Sudan (MNN) — We’ve covered some of the recent changes sweeping Sudan: from a coup that removed a 30-year dictator Omar al Bashir from office to a constitutional amendment which removes Sharia law as its primary source.
It’s a monumental shift, but hearing it from the Sudanese themselves provides some perspective on just how significant these changes are. We had the chance to speak with Amos, a missionary who has a passion for the Arab world, working in Sudan and South Sudan.
Something’s different in Sudan
The first inklings of change came when a team with whom he worked was trying to work out logistics for Sudan’s church leaders to attend a conference. Up until now, the government’s red tape for these leaders to leave the country was significant. “Prior to this time, they had to scrutinize all the people traveling, because of the Islamic state of Sudan. Any Christian group traveling out, they check them out. And then when they come back, they further monitor them. When they come back, they have to report.”
However, because the new government established a ministry office for church affairs and plans to loosen government restrictions on churches, the conference team decided to try something new. “When we were planning the conference, we thought of how to avoid all these immigration things. We thought we would fly them to Juba and then from Juba to Nairobi, but then we said, ‘let them fly directly from Khartoum to Nairobi.’ To our amazement, all these Christian leaders flew from Khartoum to Nairobi without any problem.”

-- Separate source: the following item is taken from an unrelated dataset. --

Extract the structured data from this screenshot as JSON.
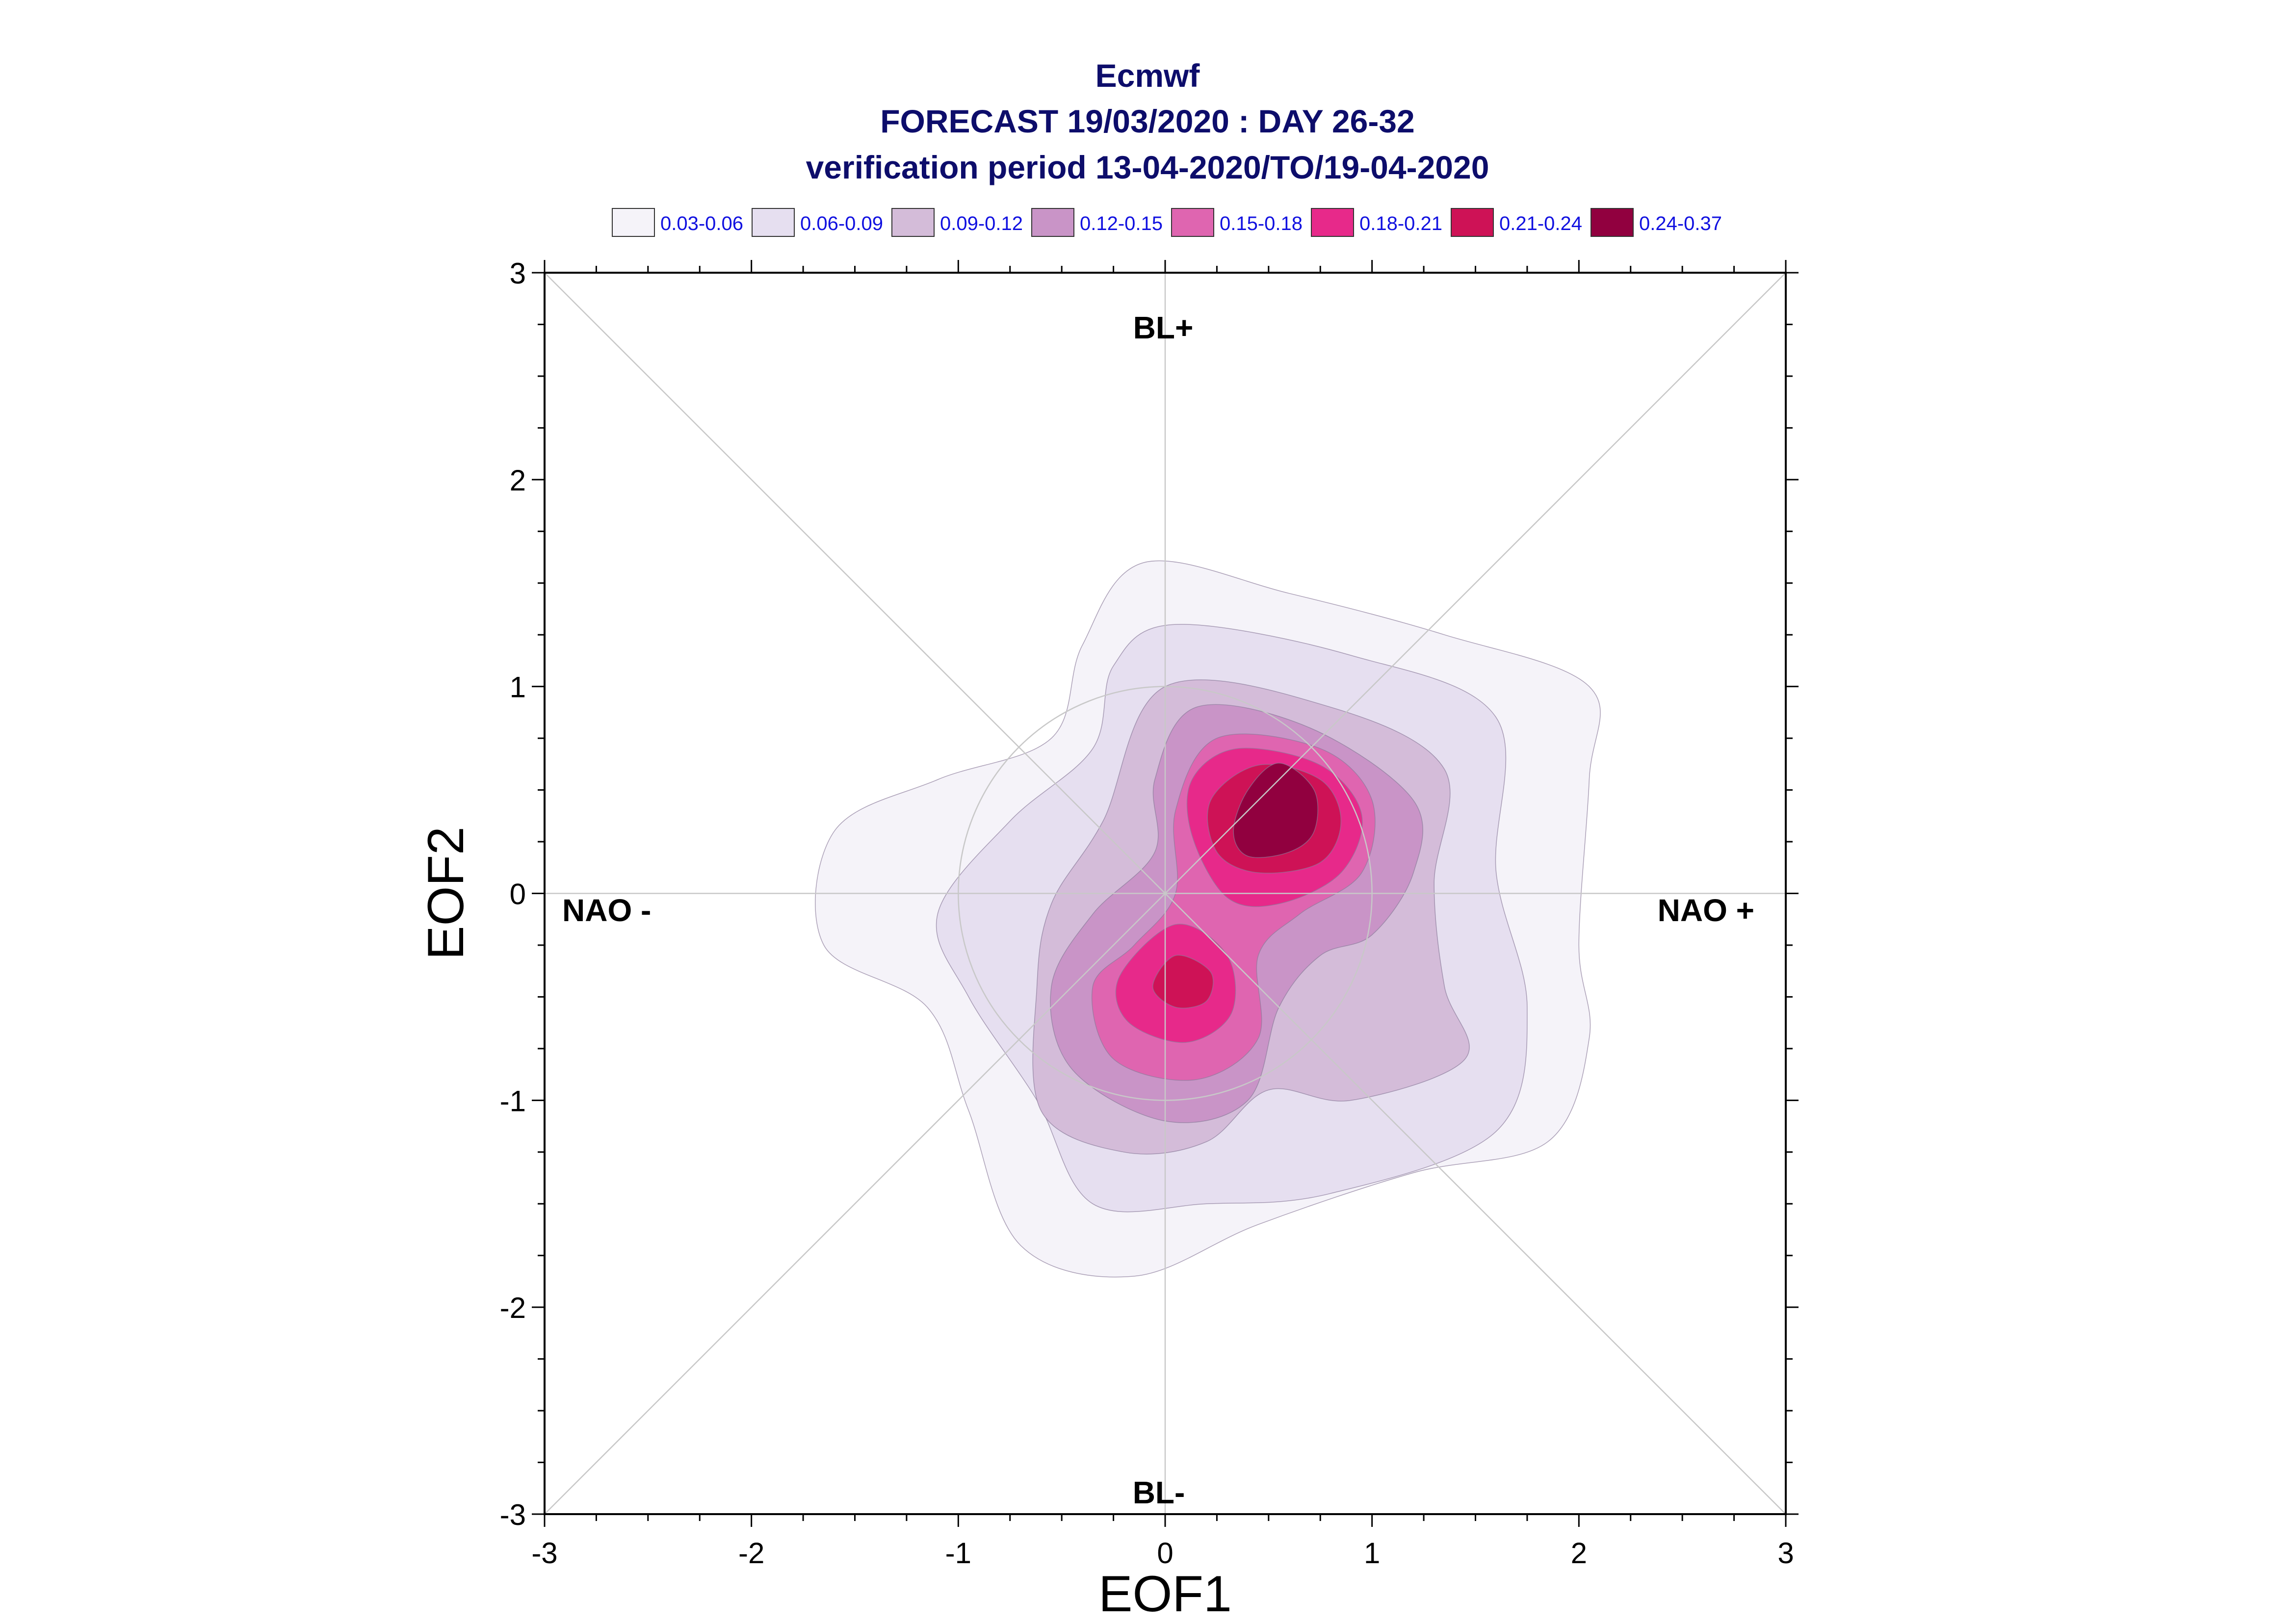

Working while the sun shines
A full delegation of Sudanese attending a Christian conference was rare. However, the potential that the delegation’s attendance represented excited Amos and the conference team. “We were able to give them tools that will help them in their church planting work among the unreached people groups– like audio Bibles, microSD cards, (and the) JESUS Film.” What’s more, says Amos, “They took all these things inside the country without any problems. Wow. This has never happened before.”

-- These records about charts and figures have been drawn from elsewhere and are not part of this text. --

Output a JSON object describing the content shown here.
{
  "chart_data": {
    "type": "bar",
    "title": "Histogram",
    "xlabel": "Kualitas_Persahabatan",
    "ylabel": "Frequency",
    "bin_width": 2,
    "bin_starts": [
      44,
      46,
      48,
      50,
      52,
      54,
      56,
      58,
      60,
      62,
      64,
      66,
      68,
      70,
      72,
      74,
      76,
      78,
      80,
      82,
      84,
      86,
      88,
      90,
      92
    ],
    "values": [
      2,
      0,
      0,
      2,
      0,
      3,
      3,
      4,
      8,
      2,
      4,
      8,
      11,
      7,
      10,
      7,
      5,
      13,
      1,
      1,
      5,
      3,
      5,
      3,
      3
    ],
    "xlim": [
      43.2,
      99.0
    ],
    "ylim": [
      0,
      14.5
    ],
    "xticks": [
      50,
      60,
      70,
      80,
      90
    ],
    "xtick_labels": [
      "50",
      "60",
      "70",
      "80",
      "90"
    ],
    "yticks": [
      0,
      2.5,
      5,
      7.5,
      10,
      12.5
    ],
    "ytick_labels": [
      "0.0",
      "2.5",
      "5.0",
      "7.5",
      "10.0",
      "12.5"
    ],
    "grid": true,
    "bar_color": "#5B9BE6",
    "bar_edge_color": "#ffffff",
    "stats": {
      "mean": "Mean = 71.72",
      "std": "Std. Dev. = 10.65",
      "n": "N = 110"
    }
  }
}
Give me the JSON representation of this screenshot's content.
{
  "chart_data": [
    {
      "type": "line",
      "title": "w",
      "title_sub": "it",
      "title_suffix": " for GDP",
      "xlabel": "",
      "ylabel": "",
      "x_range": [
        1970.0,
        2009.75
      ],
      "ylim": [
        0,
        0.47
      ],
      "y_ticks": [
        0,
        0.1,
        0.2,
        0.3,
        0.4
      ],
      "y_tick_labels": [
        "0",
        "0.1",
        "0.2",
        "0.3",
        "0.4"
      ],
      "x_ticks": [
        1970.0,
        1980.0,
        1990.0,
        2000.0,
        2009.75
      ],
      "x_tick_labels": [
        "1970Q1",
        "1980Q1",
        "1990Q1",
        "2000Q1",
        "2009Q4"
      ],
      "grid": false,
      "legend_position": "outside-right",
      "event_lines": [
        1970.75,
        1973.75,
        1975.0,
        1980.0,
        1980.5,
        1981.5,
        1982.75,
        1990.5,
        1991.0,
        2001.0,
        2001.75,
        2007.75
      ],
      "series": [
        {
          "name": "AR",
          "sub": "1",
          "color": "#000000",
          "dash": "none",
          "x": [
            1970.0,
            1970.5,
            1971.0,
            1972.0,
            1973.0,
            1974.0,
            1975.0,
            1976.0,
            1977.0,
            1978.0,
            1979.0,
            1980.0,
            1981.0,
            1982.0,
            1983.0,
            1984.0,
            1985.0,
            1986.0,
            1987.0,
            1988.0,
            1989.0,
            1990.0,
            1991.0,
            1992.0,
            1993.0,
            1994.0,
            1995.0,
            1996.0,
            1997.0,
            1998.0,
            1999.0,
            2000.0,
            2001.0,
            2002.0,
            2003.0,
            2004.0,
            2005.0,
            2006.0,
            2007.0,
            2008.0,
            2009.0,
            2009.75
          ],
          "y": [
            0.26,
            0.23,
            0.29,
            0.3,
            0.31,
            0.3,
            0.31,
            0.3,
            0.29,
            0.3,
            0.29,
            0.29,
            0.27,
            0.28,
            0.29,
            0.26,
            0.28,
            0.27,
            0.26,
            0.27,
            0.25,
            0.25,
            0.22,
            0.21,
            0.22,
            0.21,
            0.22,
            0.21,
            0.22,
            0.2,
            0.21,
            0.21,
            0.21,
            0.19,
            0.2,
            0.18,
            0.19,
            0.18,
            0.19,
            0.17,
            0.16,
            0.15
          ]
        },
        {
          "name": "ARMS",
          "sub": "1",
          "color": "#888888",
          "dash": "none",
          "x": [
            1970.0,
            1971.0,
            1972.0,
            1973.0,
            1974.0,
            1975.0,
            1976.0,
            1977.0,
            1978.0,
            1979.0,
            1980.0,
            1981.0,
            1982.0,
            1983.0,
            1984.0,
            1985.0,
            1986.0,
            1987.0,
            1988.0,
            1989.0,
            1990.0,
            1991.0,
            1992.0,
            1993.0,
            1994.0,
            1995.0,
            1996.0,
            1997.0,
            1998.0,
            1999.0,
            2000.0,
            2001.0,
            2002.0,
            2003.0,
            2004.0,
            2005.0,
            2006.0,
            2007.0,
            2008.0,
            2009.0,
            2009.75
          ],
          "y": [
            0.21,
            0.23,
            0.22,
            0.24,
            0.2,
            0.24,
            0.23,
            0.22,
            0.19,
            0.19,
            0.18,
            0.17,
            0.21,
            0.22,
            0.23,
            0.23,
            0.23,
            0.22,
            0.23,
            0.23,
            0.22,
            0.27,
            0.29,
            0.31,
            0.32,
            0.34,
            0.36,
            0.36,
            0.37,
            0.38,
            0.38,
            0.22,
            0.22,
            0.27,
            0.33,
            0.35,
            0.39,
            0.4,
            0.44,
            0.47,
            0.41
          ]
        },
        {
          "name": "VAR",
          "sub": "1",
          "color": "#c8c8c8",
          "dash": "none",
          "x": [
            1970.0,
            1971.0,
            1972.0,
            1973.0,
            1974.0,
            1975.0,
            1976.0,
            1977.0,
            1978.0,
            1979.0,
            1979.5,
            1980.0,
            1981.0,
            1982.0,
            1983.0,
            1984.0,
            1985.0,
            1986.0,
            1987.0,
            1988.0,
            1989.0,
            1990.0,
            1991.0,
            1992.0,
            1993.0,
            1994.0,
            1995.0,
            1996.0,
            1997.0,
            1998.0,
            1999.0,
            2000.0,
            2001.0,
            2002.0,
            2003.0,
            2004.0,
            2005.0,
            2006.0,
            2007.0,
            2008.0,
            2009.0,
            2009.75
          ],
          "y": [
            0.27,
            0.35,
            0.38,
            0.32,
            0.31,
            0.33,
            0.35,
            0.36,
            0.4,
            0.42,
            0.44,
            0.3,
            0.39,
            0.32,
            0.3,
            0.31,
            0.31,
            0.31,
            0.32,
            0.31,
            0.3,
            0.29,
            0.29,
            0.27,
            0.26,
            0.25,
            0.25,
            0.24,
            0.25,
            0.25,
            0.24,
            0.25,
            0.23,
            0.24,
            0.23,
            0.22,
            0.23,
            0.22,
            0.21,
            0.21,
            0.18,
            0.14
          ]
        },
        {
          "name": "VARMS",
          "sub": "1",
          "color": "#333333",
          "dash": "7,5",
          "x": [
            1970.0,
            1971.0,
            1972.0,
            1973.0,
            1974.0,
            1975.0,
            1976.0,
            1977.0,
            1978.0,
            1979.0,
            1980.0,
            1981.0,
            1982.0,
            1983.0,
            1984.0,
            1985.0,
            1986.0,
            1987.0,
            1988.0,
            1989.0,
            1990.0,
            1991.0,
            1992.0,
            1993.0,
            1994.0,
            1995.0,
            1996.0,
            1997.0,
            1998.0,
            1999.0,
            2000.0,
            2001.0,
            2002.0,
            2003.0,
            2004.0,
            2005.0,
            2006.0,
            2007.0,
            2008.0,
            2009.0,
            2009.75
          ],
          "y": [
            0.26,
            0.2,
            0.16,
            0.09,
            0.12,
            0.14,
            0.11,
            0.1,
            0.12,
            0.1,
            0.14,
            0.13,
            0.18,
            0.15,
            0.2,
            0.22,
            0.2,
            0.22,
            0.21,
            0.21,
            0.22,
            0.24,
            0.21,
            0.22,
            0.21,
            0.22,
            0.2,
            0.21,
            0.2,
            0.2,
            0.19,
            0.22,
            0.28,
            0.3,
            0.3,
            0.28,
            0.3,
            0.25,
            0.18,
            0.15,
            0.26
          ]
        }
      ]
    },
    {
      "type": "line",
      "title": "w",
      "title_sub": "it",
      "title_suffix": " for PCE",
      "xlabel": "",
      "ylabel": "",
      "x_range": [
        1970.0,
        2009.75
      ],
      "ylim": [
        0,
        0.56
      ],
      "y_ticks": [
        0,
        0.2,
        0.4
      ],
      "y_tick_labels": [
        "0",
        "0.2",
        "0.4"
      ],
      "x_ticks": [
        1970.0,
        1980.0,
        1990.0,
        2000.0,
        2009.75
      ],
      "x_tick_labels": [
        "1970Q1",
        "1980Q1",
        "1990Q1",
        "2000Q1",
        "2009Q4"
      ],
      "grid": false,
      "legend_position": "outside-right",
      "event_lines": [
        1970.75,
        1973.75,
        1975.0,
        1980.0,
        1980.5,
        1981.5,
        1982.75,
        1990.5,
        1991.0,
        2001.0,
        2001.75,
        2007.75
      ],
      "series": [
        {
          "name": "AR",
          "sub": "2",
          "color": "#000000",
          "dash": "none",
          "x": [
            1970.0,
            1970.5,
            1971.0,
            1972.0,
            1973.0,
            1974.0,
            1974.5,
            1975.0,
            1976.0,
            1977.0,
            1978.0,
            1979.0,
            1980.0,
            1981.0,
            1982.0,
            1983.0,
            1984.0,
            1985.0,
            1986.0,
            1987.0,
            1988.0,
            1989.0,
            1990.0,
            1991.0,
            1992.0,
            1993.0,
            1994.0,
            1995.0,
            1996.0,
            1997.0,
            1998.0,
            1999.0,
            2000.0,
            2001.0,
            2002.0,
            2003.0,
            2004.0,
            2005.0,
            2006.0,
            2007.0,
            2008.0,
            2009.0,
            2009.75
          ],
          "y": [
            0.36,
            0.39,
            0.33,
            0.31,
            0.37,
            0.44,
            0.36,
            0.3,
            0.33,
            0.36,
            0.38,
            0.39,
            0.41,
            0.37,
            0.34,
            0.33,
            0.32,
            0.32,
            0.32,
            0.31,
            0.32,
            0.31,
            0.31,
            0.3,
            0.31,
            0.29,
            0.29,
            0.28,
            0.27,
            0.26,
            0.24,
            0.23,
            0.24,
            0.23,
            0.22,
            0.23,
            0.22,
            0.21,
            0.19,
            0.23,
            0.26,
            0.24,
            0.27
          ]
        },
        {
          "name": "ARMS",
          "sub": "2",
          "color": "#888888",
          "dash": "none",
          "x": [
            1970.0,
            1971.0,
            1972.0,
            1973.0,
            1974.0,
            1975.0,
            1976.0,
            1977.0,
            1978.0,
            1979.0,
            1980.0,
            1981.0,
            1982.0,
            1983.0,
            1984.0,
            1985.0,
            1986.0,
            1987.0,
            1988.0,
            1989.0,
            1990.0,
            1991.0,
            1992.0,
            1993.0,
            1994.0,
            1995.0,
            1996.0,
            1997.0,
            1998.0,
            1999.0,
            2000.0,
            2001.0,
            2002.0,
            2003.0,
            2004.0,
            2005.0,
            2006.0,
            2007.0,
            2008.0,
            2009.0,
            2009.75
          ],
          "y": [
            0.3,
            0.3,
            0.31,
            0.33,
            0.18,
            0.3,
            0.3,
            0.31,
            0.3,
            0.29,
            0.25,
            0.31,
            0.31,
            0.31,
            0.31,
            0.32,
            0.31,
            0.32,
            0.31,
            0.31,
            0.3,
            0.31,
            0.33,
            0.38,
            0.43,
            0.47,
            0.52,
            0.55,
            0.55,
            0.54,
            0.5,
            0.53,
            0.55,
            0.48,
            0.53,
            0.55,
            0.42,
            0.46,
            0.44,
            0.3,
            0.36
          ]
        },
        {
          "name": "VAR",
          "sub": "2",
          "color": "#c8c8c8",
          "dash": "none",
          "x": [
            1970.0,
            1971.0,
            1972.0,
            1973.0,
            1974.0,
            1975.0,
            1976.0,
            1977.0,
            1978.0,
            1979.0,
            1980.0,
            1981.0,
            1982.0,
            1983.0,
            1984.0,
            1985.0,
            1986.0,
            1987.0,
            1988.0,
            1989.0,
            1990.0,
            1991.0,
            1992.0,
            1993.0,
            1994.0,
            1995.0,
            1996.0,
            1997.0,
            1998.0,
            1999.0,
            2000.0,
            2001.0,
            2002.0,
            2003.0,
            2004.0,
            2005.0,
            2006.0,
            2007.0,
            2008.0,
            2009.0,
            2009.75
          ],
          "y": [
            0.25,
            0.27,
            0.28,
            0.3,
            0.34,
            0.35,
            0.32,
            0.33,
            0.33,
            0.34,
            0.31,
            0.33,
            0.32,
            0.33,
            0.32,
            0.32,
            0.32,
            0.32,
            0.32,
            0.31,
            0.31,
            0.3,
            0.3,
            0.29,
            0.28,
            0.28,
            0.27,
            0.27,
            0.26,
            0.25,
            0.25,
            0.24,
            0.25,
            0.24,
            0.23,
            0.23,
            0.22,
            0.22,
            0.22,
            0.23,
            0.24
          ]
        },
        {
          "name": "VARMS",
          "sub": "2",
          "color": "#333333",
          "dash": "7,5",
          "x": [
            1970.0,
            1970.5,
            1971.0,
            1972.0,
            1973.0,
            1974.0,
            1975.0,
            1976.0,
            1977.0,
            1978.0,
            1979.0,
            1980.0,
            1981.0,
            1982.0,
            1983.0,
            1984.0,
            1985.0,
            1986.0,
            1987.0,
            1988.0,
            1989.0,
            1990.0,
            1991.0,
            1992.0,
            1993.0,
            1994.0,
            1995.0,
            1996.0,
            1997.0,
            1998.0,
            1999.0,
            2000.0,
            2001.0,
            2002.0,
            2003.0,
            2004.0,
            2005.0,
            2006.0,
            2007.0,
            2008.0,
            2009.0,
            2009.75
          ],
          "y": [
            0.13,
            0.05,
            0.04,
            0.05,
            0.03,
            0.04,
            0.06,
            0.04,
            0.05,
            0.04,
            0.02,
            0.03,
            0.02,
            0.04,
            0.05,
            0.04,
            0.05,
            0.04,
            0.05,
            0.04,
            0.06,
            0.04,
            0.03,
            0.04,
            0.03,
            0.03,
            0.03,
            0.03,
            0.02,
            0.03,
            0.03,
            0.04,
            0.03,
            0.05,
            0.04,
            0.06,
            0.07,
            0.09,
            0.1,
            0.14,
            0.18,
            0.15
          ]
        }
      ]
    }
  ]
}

The message changed, too. Emboldened by the success of equipping these church leaders, the focus became: “‘ You can reach your people who have not yet heard the Gospel!’ As you know, Sudan has the largest number of unreached people groups in Africa.” Amos says this is the time for the global Church to help the churches of Sudan, to equip them, and empower them to reach the unreached people groups of Sudan with the Gospel. Amos explains that this is a short window of opportunity. “The next three years (are) very, very critical for the work of God in Sudan. What is happening now has never happened before. I believe that is because of years of prayers for Sudan.”
Praying for the future
The transitional government plans to rule for a couple years before holding a presidential election. That means in three years, Sudan faces another general election. Nobody knows what will happen then. However, to prove its dedication to change, “The government organized a workshop, inviting the church leaders to discuss how the churches can be involved in the development, social development, and nation-building of Sudan. This has never happened in the history of Sudan.”
Amos says for the government to invite church leaders to discuss their role in a new Sudan is a huge answer to prayer. It also comes with challenges. “We need to pray for the church leaders to be one because the past government betrayed the church, so they are divided.”
Restoring trust, forgiveness, and reconciliation in the body of Christ in Sudan won’t be a simple fix, says Amos. However, going from despair to hope in the space of 12 months gives the followers of Christ great boldness and confidence in approaching the throne of Grace. He invites you to pray with him along these lines: “I think now, the Church of Sudan must begin to be the light and salt that Jesus says we are as followers of Him and then to pray for this transition government, that the Lord will put His fear upon their hearts, as the leadership that they will pursue truth and justice that will bring unity.”